If this means living with your parents, so be it. You'll find out quickly
enough is people want your thing enough to pay for it.

------
chromejs10
I agree with Shantanubala.

Once you put school off, it will get much harder to return to it. I know a lot
of people who go "Oh i'll take time off and save up some money and go back in
a year or two" but they never do. Also be careful going to non-four yr schools
from the start. If you have the grades, it would be good to go to a state
school (cheaper). Tons of people go to community colleges (or some other pre-
college school) to save money, but end up getting stuck there because units
wont transfer or they can't get their classes. They end up spending way more
money. Might be better off to just be a student worker and take out some
loans.

You read about kids dropping out of college to pursue their business ideas,
but the majority of them fail. You'd be better off getting a dual degree in
say CS and business. School will allow you to develop your ideas further and
get the connections you need to get a job or start a business.

best of luck!

------
shantanubala
I'm also in my senior year of high school, and I'll say this: don't skip on
school. You'll have free time, and you can put that time into starting a
company. But first, you have to just play around with stuff, and you'll always
meet people in any school. Find people who share your passion, because they'll
help you continue forward. And keep doing stuff like FIRST -- it's fun, but it
also helps you tackle problems well. If you start building stuff for fun that
seems like it'll make money, you've found an alternative to school. But
unlimited free time sounds fun, but I guarantee you'll be getting the same
amount of work done if you go to school and work on stuff in your free time.
You may even produce better work because you won't "have the time" to
procrastinate.

But it's all a matter of preference. I'm not really any wiser than you. But
one question: does the idea of school sound appealing to you on its own?

------
fooandbarify
If you really have the itch, my vote is to take a year and go all-out
entrepreneur. I'm on the far side of an electrical engineering degree and by
the end of it an extra year one way or the other makes no difference, but the
amount of experience to be gained from just one year of trying to run a
business is invaluable. If school is a priority for you, set a benchmark for
yourself so that you are not tempted to drag along a failing business for
years instead of going to school.

If you don't have access to a good network of hackers (to be a part of your
team and to go to for advice), ignore what I just said. Go to school - a CS
degree is probably the best way for a young person to build up a network of
programmers.

------
eswelsh
>So the question is whether I pursue going to a two year technical school with
the plan on transfering to a four school for computer science?

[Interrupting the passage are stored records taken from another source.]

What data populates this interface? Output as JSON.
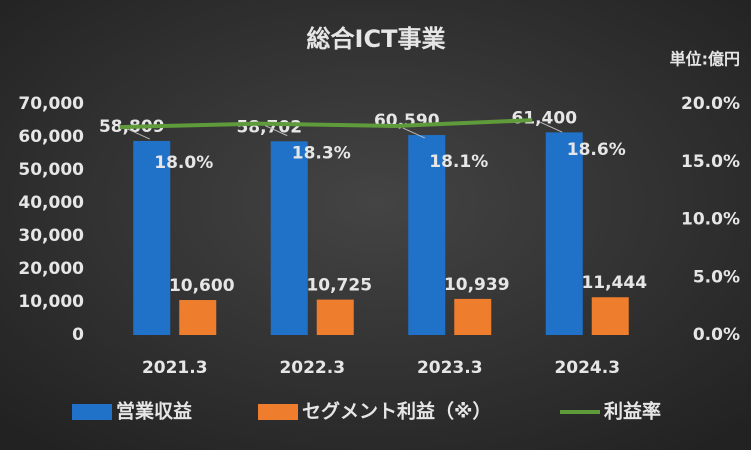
{
  "chart_data": {
    "type": "bar",
    "title": "総合ICT事業",
    "unit_label": "単位:億円",
    "categories": [
      "2021.3",
      "2022.3",
      "2023.3",
      "2024.3"
    ],
    "series": [
      {
        "name": "営業収益",
        "color": "#1f72c8",
        "values": [
          58809,
          58702,
          60590,
          61400
        ],
        "value_labels": [
          "58,809",
          "58,702",
          "60,590",
          "61,400"
        ]
      },
      {
        "name": "セグメント利益（※）",
        "color": "#ee7d2e",
        "values": [
          10600,
          10725,
          10939,
          11444
        ],
        "value_labels": [
          "10,600",
          "10,725",
          "10,939",
          "11,444"
        ]
      },
      {
        "name": "利益率",
        "type": "line",
        "axis": "y2",
        "color": "#5f9b3a",
        "values": [
          18.0,
          18.3,
          18.1,
          18.6
        ],
        "value_labels": [
          "18.0%",
          "18.3%",
          "18.1%",
          "18.6%"
        ]
      }
    ],
    "ylim": [
      0,
      70000
    ],
    "yticks": [
      0,
      {
        "value": 10000,
        "label": "10,000"
      },
      {
        "value": 20000,
        "label": "20,000"
      },
      {
        "value": 30000,
        "label": "30,000"
      },
      {
        "value": 40000,
        "label": "40,000"
      },
      {
        "value": 50000,
        "label": "50,000"
      },
      {
        "value": 60000,
        "label": "60,000"
      },
      {
        "value": 70000,
        "label": "70,000"
      }
    ],
    "y2lim": [
      0,
      20
    ],
    "y2ticks": [
      {
        "value": 0,
        "label": "0.0%"
      },
      {
        "value": 5,
        "label": "5.0%"
      },
      {
        "value": 10,
        "label": "10.0%"
      },
      {
        "value": 15,
        "label": "15.0%"
      },
      {
        "value": 20,
        "label": "20.0%"
      }
    ],
    "grid": false,
    "legend": "bottom"
  }
}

Or do I skip
school for a year and pursue developing my ideas into potential companies?

Even if you don't finish college, I think you'll find that the experience will
improve the quality of your ideas and your ability to execute them.

------
bootload
read _"What you'll wish you'd known"_ ~ <http://paulgraham.com/hs.html>

------
grizzlylazer
HS senior from hong kong here! recently graduated and heading to college in
the bay area in september. i think it's a great idea to take a gap year to
figure out what you want to do next. there is a lot you can do in one year. if
you really have a great idea, the pursue it!